Even though there was no significant difference in shuttle run times between treatments, sprint performance caffeine trials (~56%) were consistently faster in comparison to the placebo trails (Table 3). Although previous studies found caffeine had a positive impact on sprint performance of a tennis sprint test (8) it is possible caffeine mitigated fatigue, although not significantly based on aggregate data analysis. In the current study, caffeine could have an impact on the athletes’ level of fatigue not only from improved serve accuracy in set 2, and sprint time trials being consistently faster in the caffeine trials over 3 sets, but also in the post-trial questionnaire in comparison to the placebo. Participants’ responses approached significance when reporting subjective results of nervousness, fatigue, and stomach distress indicating caffeine affected individuals’ symptoms following consumption. With only 50% of participants correctly identifying the substance consumed and similar scores in assessing symptoms between trials, contradicting Hudson et al. (11) and Killen et al. (16) it is possible the current study had a low number of responders reducing the possibility of detecting a difference. However, further research would be needed to identify caffeine responders in which research should consider conducting follow up evaluations to assess the consistency and magnitude of any caffeine effects. Future studies should evaluate serve velocity in comparison to accuracy further evaluating tennis performance following caffeine ingestion.

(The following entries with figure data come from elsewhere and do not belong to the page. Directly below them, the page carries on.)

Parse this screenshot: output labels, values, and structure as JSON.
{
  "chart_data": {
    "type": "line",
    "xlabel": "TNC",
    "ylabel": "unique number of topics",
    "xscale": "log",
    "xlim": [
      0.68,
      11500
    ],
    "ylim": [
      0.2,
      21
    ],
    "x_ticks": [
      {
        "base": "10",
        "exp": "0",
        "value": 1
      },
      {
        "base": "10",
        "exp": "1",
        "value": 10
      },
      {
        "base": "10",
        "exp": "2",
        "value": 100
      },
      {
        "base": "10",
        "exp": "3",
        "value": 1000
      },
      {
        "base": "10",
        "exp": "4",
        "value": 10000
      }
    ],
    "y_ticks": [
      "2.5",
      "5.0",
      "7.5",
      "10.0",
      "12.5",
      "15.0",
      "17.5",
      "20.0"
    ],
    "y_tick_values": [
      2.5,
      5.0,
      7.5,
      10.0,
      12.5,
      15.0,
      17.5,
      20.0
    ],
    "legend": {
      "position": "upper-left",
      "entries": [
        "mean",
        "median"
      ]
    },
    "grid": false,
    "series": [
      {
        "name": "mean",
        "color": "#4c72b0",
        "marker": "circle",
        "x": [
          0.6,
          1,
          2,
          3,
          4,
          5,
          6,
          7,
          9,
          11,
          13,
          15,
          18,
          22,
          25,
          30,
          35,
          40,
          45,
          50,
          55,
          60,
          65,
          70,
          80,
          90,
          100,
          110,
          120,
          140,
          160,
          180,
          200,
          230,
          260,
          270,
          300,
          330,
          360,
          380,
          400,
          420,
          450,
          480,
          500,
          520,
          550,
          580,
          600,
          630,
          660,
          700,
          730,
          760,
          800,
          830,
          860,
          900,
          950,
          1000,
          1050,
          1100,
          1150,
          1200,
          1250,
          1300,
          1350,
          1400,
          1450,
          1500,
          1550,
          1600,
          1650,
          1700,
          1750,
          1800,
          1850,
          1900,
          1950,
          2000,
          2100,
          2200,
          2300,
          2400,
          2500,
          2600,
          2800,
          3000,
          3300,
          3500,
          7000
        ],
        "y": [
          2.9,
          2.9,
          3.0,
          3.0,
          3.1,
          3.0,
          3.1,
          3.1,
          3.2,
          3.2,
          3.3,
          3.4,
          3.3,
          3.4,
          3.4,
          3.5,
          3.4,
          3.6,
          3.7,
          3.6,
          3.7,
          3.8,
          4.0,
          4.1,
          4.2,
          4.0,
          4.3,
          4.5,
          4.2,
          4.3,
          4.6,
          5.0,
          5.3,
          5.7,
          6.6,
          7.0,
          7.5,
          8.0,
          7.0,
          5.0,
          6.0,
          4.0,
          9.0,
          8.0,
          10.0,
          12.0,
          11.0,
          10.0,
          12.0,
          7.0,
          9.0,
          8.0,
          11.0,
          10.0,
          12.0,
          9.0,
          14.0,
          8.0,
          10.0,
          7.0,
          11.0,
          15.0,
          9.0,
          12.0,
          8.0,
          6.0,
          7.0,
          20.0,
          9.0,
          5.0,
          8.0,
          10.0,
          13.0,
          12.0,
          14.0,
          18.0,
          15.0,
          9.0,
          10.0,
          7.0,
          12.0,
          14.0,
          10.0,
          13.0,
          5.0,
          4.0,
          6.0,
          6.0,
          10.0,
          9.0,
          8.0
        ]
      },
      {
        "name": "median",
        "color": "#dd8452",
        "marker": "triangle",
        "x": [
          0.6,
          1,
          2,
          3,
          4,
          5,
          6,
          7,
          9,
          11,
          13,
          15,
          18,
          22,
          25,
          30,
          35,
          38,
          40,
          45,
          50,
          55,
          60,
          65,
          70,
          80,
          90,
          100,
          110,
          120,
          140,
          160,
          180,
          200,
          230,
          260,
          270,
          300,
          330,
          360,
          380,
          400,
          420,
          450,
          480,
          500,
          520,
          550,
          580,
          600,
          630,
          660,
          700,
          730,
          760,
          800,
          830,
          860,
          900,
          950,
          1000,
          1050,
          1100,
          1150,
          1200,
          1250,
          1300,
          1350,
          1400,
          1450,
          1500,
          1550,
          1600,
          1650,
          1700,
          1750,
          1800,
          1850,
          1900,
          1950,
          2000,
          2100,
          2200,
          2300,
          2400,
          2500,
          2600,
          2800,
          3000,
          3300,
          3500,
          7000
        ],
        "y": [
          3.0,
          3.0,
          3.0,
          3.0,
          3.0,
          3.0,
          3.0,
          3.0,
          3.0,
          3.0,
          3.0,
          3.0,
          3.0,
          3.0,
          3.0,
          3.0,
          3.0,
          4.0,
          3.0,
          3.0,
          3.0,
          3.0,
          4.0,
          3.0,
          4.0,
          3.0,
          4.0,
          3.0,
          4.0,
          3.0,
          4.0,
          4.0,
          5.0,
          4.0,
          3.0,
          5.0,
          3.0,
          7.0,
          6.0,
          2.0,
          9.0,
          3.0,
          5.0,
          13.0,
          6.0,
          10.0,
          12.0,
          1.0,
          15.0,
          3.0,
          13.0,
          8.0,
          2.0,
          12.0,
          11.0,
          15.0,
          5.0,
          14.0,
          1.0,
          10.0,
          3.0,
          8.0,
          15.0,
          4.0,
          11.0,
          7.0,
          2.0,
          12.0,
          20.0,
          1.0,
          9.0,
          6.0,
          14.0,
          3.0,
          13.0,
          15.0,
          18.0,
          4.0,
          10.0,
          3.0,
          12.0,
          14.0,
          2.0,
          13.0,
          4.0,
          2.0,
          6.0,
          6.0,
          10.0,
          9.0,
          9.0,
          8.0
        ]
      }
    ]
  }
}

In summary, tennis is prolonged sport in which accuracy significantly influences match outcome. Results from the current study suggest that while caffeine has no effect early on or in the latter stages in tennis serve performance, caffeine has the potential to improve accuracy when athletes are slightly fatigued (Table 2). While an overall enhancement in performance was not found as in previous research (17), caffeine did not have a negative impact in performance of a sport in which accuracy has a significant impact on the outcome of the match. Therefore, based on current results, coaches can potentially provide caffeine consumption suggestions which will not result in negative performance outcomes. More research is needed to provide a definitive answer regarding the effects of caffeine on tennis performance in particular with the diverse responses to caffeine observed among individuals.